Мы довольно часто видимся. Большую часть времени Андрей молчит, лишь изредка улыбаясь мне. Это сложно объяснить, но я действительно чувствую, как от него веет смертью, очень жутко. Но это не совсем то, что я ощущала раньше. Теперь смерть словно рядом с ним и выжидает минуту, когда он перестанет бороться за собственную жизнь. А он слишком устал. Прежде наши встречи утопали в разговорах, теперь Андрей будто прячет мысли глубоко в себе, стараясь не растрачивать оставшиеся обрывки души. Вместо этого он учит меня, как в случае чего можно защититься, тренирует обращаться с ножами. Тихо, уверенно и хладнокровно. Все его импульсивность, агрессивность и готовность в любой момент взорваться, которые он всегда контролировал, но они порой проскальзывали даже на уровне взгляда… ничего не осталось. Он безупречно спокоен.

- Мне сейчас на капельницу, - сказал Андрей и внезапно добавил, - Посидишь со мной?
- Конечно.

Ему аккуратно вводят иглу. Ноль эмоций. Медсестра вышла из палаты. Я присела рядом. Андрей наблюдает, как капает раствор. Вдруг мне на глаза стали наворачиваться слезы.
- Почему он это сделал? – послышался его грустный голос.

Андрей видит, что я знаю и поняла, о чем он спросил. Ему нужна настоящая причина.
- Хотел быть рядом со мной, - а ведь я до сих пор в какой-то мере чувствую свою вину за случившееся.
- Твоей вины здесь нет. Это я не доглядел.
- Что ты такое говоришь.
Его пальцы прикоснулись к моей руке.
- Как бы я хотел дать тебе большее… - промолвил Андрей, - А не сидеть здесь. Чтобы ты была на свободе.
- Ты до сих пор не понял, что мне важнее быть рядом, чем быть свободной.

Мои слова изумили его, легкая дрожь пробежала по его лицу. Казалось, в душе Андрея что-то перевернулось, и он сказал:
- Знаешь, я всегда себе твердил, что при любых условиях сохраню свою внутреннюю свободу. Ее у меня никто не отнимет.

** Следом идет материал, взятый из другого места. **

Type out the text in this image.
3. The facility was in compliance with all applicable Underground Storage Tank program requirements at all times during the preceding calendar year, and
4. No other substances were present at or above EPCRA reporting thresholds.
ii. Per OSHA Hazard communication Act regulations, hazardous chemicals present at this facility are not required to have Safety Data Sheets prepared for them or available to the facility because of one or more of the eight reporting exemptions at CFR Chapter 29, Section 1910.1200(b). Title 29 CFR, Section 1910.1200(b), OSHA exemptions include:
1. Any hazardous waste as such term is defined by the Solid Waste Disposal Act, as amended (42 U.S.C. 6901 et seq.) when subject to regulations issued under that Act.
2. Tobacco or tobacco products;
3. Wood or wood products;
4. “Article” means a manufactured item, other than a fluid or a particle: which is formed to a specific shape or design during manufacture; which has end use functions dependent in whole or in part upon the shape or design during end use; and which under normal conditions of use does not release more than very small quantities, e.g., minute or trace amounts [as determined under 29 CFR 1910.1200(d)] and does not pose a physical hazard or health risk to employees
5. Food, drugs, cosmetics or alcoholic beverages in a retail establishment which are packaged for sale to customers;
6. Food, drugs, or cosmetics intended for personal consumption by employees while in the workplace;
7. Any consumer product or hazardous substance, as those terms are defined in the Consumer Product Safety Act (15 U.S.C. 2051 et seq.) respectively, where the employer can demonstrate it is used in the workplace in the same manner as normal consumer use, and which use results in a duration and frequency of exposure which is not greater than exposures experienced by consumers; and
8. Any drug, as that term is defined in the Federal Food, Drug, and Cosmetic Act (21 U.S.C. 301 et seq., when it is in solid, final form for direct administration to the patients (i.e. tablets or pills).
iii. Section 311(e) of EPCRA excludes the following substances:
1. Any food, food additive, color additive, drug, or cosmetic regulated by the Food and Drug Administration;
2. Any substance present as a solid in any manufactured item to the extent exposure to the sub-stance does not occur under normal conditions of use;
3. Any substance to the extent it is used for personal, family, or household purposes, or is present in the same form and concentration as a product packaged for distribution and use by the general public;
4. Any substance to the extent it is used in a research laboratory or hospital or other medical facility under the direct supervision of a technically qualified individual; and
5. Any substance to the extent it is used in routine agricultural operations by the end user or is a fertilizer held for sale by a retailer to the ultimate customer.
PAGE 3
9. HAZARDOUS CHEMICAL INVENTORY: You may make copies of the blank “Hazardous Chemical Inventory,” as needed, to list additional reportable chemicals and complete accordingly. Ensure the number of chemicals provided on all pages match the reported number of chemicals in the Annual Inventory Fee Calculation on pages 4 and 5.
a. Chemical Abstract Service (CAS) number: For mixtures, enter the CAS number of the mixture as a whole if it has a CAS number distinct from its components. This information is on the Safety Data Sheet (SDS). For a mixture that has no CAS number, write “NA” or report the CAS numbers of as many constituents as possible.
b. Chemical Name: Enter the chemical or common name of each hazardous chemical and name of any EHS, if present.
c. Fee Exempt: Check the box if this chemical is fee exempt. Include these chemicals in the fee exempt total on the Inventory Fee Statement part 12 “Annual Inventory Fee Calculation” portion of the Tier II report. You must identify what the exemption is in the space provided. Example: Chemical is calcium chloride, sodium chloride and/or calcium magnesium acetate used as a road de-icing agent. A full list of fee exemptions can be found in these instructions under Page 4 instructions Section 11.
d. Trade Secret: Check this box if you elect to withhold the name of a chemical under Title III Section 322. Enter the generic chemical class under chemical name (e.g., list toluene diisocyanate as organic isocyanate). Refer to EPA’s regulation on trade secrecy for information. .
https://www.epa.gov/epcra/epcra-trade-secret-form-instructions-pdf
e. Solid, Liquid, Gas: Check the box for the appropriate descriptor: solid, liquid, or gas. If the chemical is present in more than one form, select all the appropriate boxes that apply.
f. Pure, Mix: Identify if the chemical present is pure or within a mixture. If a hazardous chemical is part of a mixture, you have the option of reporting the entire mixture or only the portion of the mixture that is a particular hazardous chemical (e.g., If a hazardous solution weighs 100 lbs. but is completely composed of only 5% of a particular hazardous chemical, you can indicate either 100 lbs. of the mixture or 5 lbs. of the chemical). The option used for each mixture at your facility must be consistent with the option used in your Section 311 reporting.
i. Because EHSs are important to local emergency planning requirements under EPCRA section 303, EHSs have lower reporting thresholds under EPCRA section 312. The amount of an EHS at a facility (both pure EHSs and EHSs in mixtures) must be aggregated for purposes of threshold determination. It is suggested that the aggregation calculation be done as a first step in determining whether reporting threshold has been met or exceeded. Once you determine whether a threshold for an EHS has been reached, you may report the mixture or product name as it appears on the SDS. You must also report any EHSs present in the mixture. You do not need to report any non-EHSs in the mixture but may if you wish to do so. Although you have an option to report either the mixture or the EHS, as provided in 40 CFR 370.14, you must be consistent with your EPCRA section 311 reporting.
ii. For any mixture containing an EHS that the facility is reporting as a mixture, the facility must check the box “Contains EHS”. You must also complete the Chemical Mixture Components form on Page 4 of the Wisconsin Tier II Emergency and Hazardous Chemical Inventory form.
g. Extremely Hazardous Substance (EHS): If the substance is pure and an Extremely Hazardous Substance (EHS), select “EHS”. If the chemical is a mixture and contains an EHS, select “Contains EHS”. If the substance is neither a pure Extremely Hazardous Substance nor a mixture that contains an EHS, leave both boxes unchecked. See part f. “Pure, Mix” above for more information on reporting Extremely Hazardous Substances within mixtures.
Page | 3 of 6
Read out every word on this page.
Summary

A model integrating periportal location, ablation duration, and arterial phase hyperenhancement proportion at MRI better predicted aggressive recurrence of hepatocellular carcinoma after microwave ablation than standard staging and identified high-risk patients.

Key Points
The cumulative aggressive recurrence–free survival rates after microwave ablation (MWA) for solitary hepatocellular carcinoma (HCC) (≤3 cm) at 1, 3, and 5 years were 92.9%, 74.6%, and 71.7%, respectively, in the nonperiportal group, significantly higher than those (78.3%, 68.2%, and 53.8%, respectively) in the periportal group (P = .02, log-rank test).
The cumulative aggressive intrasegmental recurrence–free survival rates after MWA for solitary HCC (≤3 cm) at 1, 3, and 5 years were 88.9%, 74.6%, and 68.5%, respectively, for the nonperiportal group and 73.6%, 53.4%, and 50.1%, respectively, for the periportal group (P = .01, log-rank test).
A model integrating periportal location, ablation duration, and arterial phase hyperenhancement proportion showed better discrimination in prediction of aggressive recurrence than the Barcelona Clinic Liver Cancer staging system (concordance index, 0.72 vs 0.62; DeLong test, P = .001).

Он прервался, будто обдумывая то, что только что произнес.
- А теперь? – мягко спросила я.
- И теперь. Даже после всего, что было. Но я слишком устал, она тяготит меня. Еще немного – и раздавит. Чтобы пережить, я должен на время оставить ее, не думать о том, как подняться.
- Я не совсем понимаю… - начала я.
- Только тебе я добровольно отдам свою свободу.
Андрей потерял сознание.

26

Декабрь близился к концу. 320 давно выпустили Пиджаки. Ему поступило выгодное предложение перейти в первое подразделение, чтобы в дальнейшем стать гендалом, которое он с ненавистью отверг. 320 стал нелюдимым и одиноким. Недавно он столкнулся в коридоре с 318.  Во взгляде Андрея не было осуждения, лишь сожаление и утрата.

Все, кто участвовал в подготовке Восстания, прекрасно понимали, что лучше забыть эти идеи. Это слишком опасно. Многих потрясли не столько жестокость и пытки, устроенные Пиджаками, сколько предательство Игоря, который считался одним из лучших, отважных и верных своей клятве.

Все стихло. Жизнь в Академии пошла своим чередом, какой была еще до появления Насти. Андрей вернулся к обучению парней из пятого подразделения. Казалось, его бунтарский дух, из-за которого он вечно лез на рожон, утих и испарился. Только работа. В госпитале ему дали отсрочку еще на два месяца для полного восстановления. Видимо, даже старые травмы дали о себе знать, и все то, что ранее не было вылечено до конца, пробудилось с новой силой. К нему вернулись головокружения и обмороки, появившиеся после неслабого сотрясения прошлой зимой. На теле появились новые шрамы – ожоги на груди от пыток раскаленным железом.

Ребята были очень рады возвращению своего тренера, для них он был кем-то особенным, он всегда имел свое мнение и преподавал так, как считал нужным, ко многим умел найти свой подход. Всем было известно, где и почему пропадал 318, следовательно, в умах пятого подразделения глубоко засели мысли о Восстании. И не важно, правда ли то, что на самом деле 318 просто из зависти оклеветали и приписали запретную деятельность. Их тренер был слишком похож на того, кто действительно способен на такое. За ним они пошли бы на все.